Five key barriers to IT/OT integration and how to overcome them
Operational Technology (OT) consists of hardware and software that are designed to detect or cause changes in physical processes through direct monitoring and control of devices. As companies increasingly embrace OT, they face a dilemma as to whether to keep these new systems independent or integrate them with their existing IT systems. As IT leaders evaluate the alternatives, there are 5 key barriers to IT/OT integration to consider.
Business Process Knowledge – OT is an integrated part of the physical process itself and requires subject matter experts with both business process knowledge as well as technical skills related to the OT devices being used. IT staff members are often strong technologists, but lack the business and physical process expertise needed to support OT. Increasingly, companies are overcoming this challenge either through training manufacturing and operations staff on the technical skills or leveraging the use of a specialized partner to support the OT implementations.
Manageability & Support – OT systems are often distributed across geographic locations separate from the IT staff and are costly to connect to centralized management resources. This makes monitoring, control and the management of incidents and problems more difficult and costly. Remote management capabilities, advanced diagnostics, designed redundancies and self-healing capabilities built into the OT devices help overcome these challenges, at a price.
Dependency Risk – Two of the key challenges of enterprise IT environments are managing the complex web of dependencies and managing the risk of service impact when a dependent component fails or is unavailable. With traditional IT, the impact is typical to some human activity, and the user is able to mitigate impact through some type of manual activity. For OT, companies must be very careful managing the dependencies on IT components to avoid the risk of impacting physical processes when and where humans are not available to intervene and mitigate the situation. Since mitigation may not be an option with OT, controlling the dependencies is often the best approach to avoid impact.

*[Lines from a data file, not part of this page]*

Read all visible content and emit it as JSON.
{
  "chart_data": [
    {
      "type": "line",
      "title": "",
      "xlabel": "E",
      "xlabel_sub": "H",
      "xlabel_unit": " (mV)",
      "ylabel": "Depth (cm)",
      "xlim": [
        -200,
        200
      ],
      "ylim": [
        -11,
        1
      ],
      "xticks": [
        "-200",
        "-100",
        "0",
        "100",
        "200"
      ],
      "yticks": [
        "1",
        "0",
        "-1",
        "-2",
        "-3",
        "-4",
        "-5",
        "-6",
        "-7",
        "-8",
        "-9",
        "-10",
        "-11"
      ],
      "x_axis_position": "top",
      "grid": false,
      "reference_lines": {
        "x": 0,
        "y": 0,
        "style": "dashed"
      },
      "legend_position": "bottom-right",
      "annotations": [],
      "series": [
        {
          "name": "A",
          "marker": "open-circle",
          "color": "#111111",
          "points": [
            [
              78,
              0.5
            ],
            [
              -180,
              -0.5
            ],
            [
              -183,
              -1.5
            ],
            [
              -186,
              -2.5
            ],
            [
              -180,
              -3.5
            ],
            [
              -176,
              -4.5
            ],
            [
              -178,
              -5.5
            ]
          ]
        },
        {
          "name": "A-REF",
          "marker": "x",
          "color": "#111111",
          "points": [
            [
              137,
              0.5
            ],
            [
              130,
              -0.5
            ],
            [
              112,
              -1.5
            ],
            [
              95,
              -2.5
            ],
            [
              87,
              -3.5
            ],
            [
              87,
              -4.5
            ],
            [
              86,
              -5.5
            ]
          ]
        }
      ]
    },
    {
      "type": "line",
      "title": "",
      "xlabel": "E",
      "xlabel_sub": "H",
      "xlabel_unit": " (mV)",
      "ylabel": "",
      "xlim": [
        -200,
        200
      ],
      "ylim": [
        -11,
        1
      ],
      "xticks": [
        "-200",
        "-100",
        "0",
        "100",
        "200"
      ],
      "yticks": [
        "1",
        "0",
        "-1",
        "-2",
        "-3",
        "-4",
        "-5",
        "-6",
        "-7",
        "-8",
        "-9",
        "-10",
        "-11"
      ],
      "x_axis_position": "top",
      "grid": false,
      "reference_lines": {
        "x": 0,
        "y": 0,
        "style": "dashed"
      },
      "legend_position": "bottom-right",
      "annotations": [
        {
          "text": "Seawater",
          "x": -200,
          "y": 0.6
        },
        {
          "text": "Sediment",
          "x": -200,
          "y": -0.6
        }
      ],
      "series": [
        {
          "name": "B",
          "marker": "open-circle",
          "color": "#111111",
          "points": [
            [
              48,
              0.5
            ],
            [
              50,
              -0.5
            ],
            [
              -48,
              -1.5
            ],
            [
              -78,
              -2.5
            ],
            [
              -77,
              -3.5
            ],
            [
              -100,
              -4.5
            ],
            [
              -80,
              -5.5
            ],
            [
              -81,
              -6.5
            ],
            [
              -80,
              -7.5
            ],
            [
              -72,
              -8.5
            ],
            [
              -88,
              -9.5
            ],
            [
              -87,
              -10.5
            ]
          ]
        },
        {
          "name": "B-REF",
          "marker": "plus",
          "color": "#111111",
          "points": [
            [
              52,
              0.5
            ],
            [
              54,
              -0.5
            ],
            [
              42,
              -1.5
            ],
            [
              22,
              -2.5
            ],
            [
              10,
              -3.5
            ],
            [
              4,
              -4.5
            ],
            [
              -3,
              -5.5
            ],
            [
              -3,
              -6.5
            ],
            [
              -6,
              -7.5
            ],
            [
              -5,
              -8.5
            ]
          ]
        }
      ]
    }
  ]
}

Management of OT Data – The data produced by OT devices can be large, diverse in content, time sensitive for consumption and geographically distributed (sometimes not even connected to the corporate network). In comparison, most IT systems have some level of tolerance for time delays, are relatively constrained in size and content and reliably connected to company networks, making them accessible to the IT staff for data management and support. With OT systems, a company will need to decide whether the integration of the data into the overall enterprise data picture is necessary or whether the data created by the OT system can be left self-contained locally.
Security – IT systems are a common target for malicious behavior by those wishing to harm the company. The integration of OT systems with IT creates additional vulnerability targets with the potential of impacting not just people and data, but also physical processes. Segmentation of IT and OT systems to prevent cross-over security vulnerabilities as well as targeted security measures for the OT systems can help companies mitigate this risk.
Operational Technology has an important role in manufacturing and operations automation and in enabling the digital enterprise. As IT leaders and their organizations learn to embrace this technology in the overall IT landscape, there are some key decisions that must be made about where to integrate with existing systems and how to do it in a way that mitigates cost and risk. The impact of OT on IT cannot be underestimated.